A indagação exposta no filme é a de que não importa quais os lados expostos em termos sociais, um cabelo curto ou comprido, pois os signos não dão conta das vontades internas. Nesse sentido, fica clara a opção por não fazer de Laurence um homossexual. Mesmo que o filme não explicite se a mudança de sexo propriamente dito ocorreu ou não, é claro e objetivo o fato de que o personagem ama sua namorada, estando num corpo masculino ou feminino. Dolan sai da escolha cômoda (sem se aprofundar seja por falta de tempo, por vontades estéticas ou por imaturidade) de fazê-lo tornar-se um ícone pré-determinado.
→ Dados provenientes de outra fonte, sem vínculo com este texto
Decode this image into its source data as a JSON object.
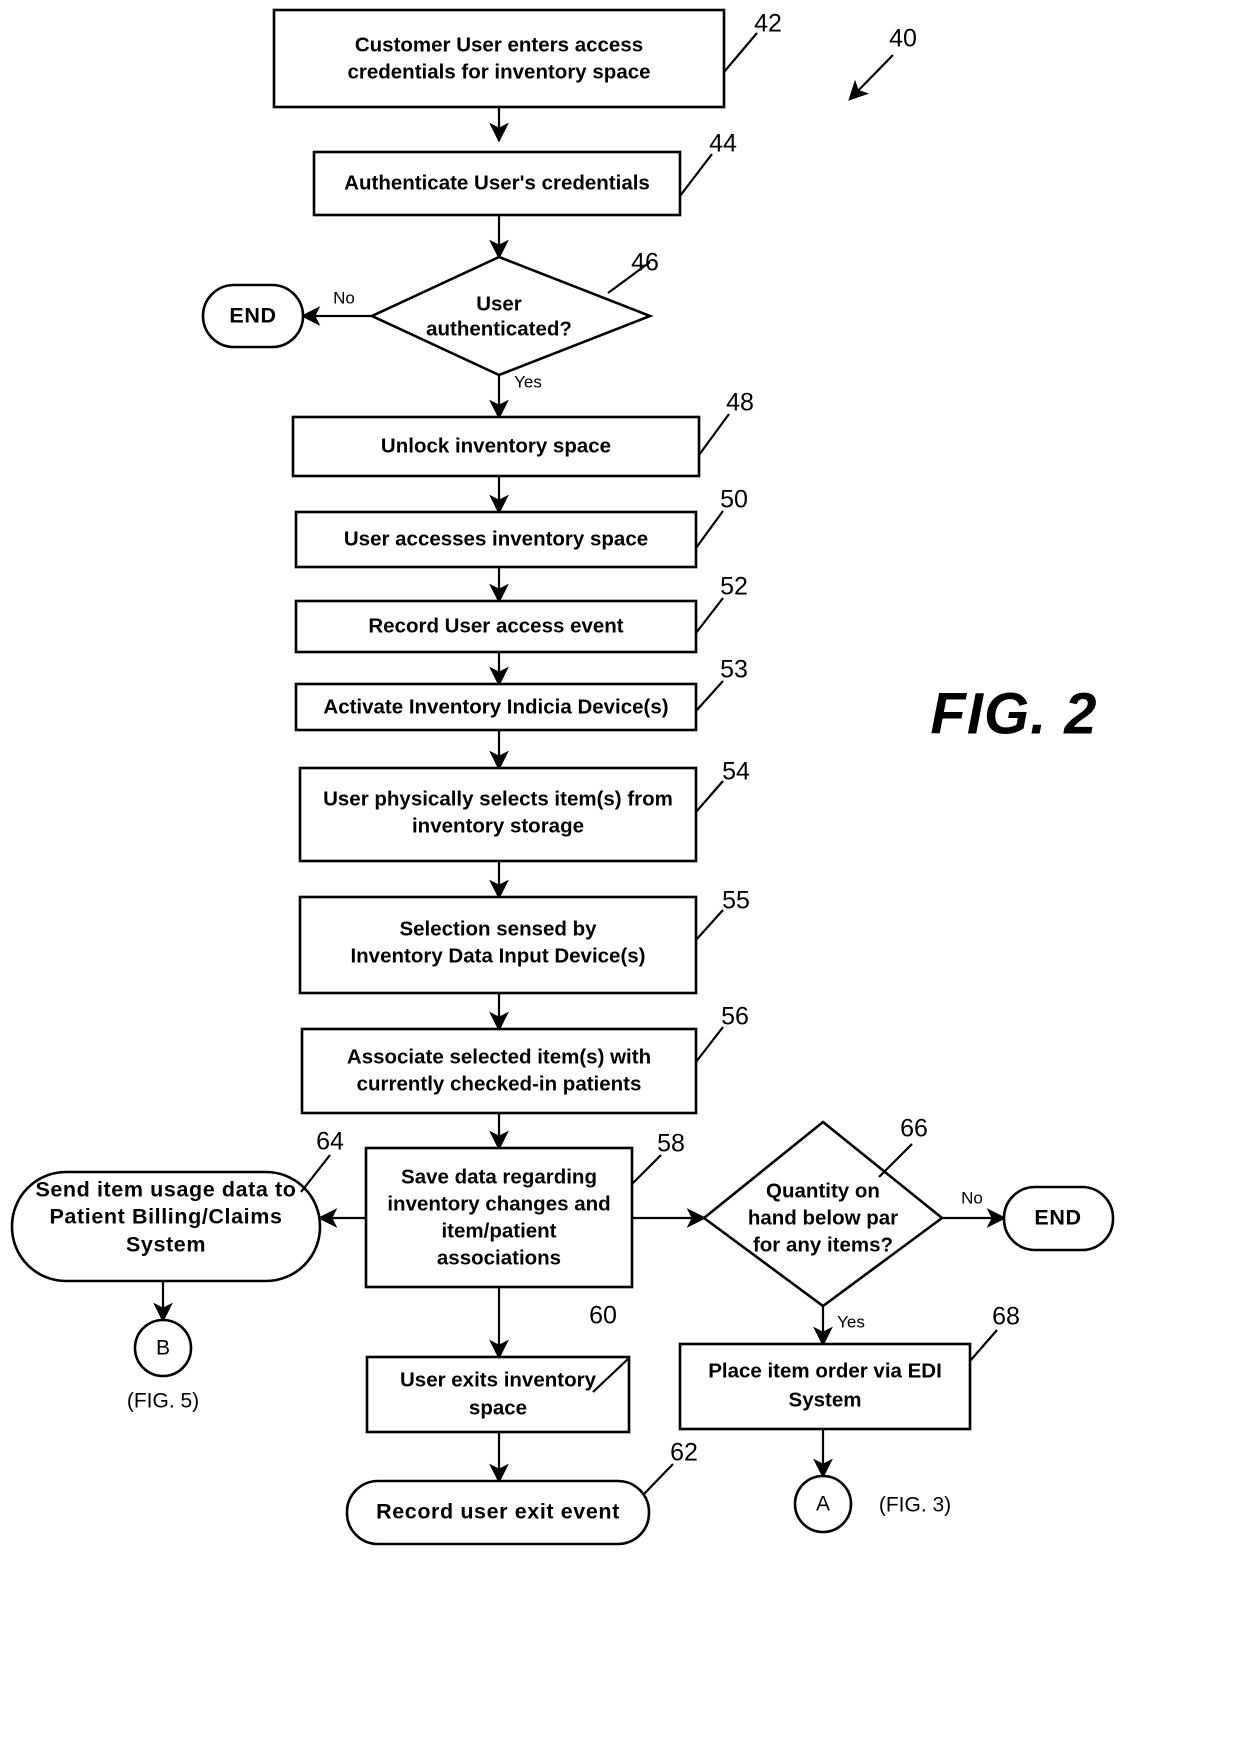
{
  "figure": {
    "title": "FIG. 2",
    "system_ref": "40"
  },
  "nodes": [
    {
      "id": "n42",
      "ref": "42",
      "type": "process",
      "lines": [
        "Customer User enters access",
        "credentials for inventory space"
      ]
    },
    {
      "id": "n44",
      "ref": "44",
      "type": "process",
      "lines": [
        "Authenticate User's credentials"
      ]
    },
    {
      "id": "n46",
      "ref": "46",
      "type": "decision",
      "lines": [
        "User",
        "authenticated?"
      ]
    },
    {
      "id": "end1",
      "ref": "",
      "type": "terminator",
      "lines": [
        "END"
      ]
    },
    {
      "id": "n48",
      "ref": "48",
      "type": "process",
      "lines": [
        "Unlock inventory space"
      ]
    },
    {
      "id": "n50",
      "ref": "50",
      "type": "process",
      "lines": [
        "User accesses inventory space"
      ]
    },
    {
      "id": "n52",
      "ref": "52",
      "type": "process",
      "lines": [
        "Record User access event"
      ]
    },
    {
      "id": "n53",
      "ref": "53",
      "type": "process",
      "lines": [
        "Activate Inventory Indicia Device(s)"
      ]
    },
    {
      "id": "n54",
      "ref": "54",
      "type": "process",
      "lines": [
        "User physically selects item(s) from",
        "inventory storage"
      ]
    },
    {
      "id": "n55",
      "ref": "55",
      "type": "process",
      "lines": [
        "Selection sensed by",
        "Inventory Data Input Device(s)"
      ]
    },
    {
      "id": "n56",
      "ref": "56",
      "type": "process",
      "lines": [
        "Associate selected item(s) with",
        "currently checked-in patients"
      ]
    },
    {
      "id": "n58",
      "ref": "58",
      "type": "process",
      "lines": [
        "Save data regarding",
        "inventory changes and",
        "item/patient",
        "associations"
      ]
    },
    {
      "id": "n64",
      "ref": "64",
      "type": "terminator",
      "lines": [
        "Send item usage data to",
        "Patient Billing/Claims",
        "System"
      ]
    },
    {
      "id": "n66",
      "ref": "66",
      "type": "decision",
      "lines": [
        "Quantity on",
        "hand below par",
        "for any items?"
      ]
    },
    {
      "id": "end2",
      "ref": "",
      "type": "terminator",
      "lines": [
        "END"
      ]
    },
    {
      "id": "n60",
      "ref": "60",
      "type": "process",
      "lines": [
        "User exits inventory",
        "space"
      ]
    },
    {
      "id": "n68",
      "ref": "68",
      "type": "process",
      "lines": [
        "Place item order via EDI",
        "System"
      ]
    },
    {
      "id": "n62",
      "ref": "62",
      "type": "terminator",
      "lines": [
        "Record user exit event"
      ]
    },
    {
      "id": "connB",
      "ref": "",
      "type": "connector",
      "lines": [
        "B"
      ]
    },
    {
      "id": "connA",
      "ref": "",
      "type": "connector",
      "lines": [
        "A"
      ]
    }
  ],
  "edge_labels": {
    "no_auth": "No",
    "yes_auth": "Yes",
    "no_par": "No",
    "yes_par": "Yes"
  },
  "offpage_refs": {
    "b_target": "(FIG. 5)",
    "a_target": "(FIG. 3)"
  }
}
Laurence por assim dizer está mais próximo de Laerte, tendo Andrej Pejic no meio, do que de Lea T. e outros transexuais (gays ou não, se é que ainda o seriam dentro deste novo contexto físico e psicológico).

 

 

Um filme sobre a reinvenção do corpo e as nuances de gênero cada vez mais comuns, mais diversas e atuais. Tratemos de intersexualidade mais do que de uma transexualidade, saibamos repensar os códigos e aquilo que nos dizem. O drama em ‘Laurence Anyways’ não único ou totalmente relacionado a radical transformação de seu personagem, mas a segurança desta transformação ou desta aceitação, a permanência de sua afirmação como ser humano diante de um terceiro. Já era assim em ‘Eu Matei a Minha Mãe’ quando a aceitação homossexual de seu protagonista incidia muito mais no relacionamento materno do que para si mesmo. Em ‘Amores Imaginários’ mais uma vez havia a amizade e as individualidades precisando manter-se firmes diante de um outro alheio. Dolan está mais interessado em sobreviver ao ‘outro’ do que em compreender o indivíduo.

 

Laurence Anyways

 

Acima das sintaxes e morfologias embaralhadas, Dolan conjuga os tempos de alegrias e exaltações, desânimos, fraquezas. O infinito tão esperado intercala-se a pretéritos perfeitos e a um futuro que no seu último plano ainda é passado. A morfologia do verbo ‘amar’ em ‘Laurence Anyways’ é terrivelmente regular de acordo com sua natureza, porém o que prevalece é sua semântica transitiva e intransitiva ao longo dos anos e mudanças. Entre Laurence e si mesmo apenas o infinitivo impessoal ‘amar’, ponto. Entre Laurence e Fred somente o pretérito imperfeito do subjuntivo resiste.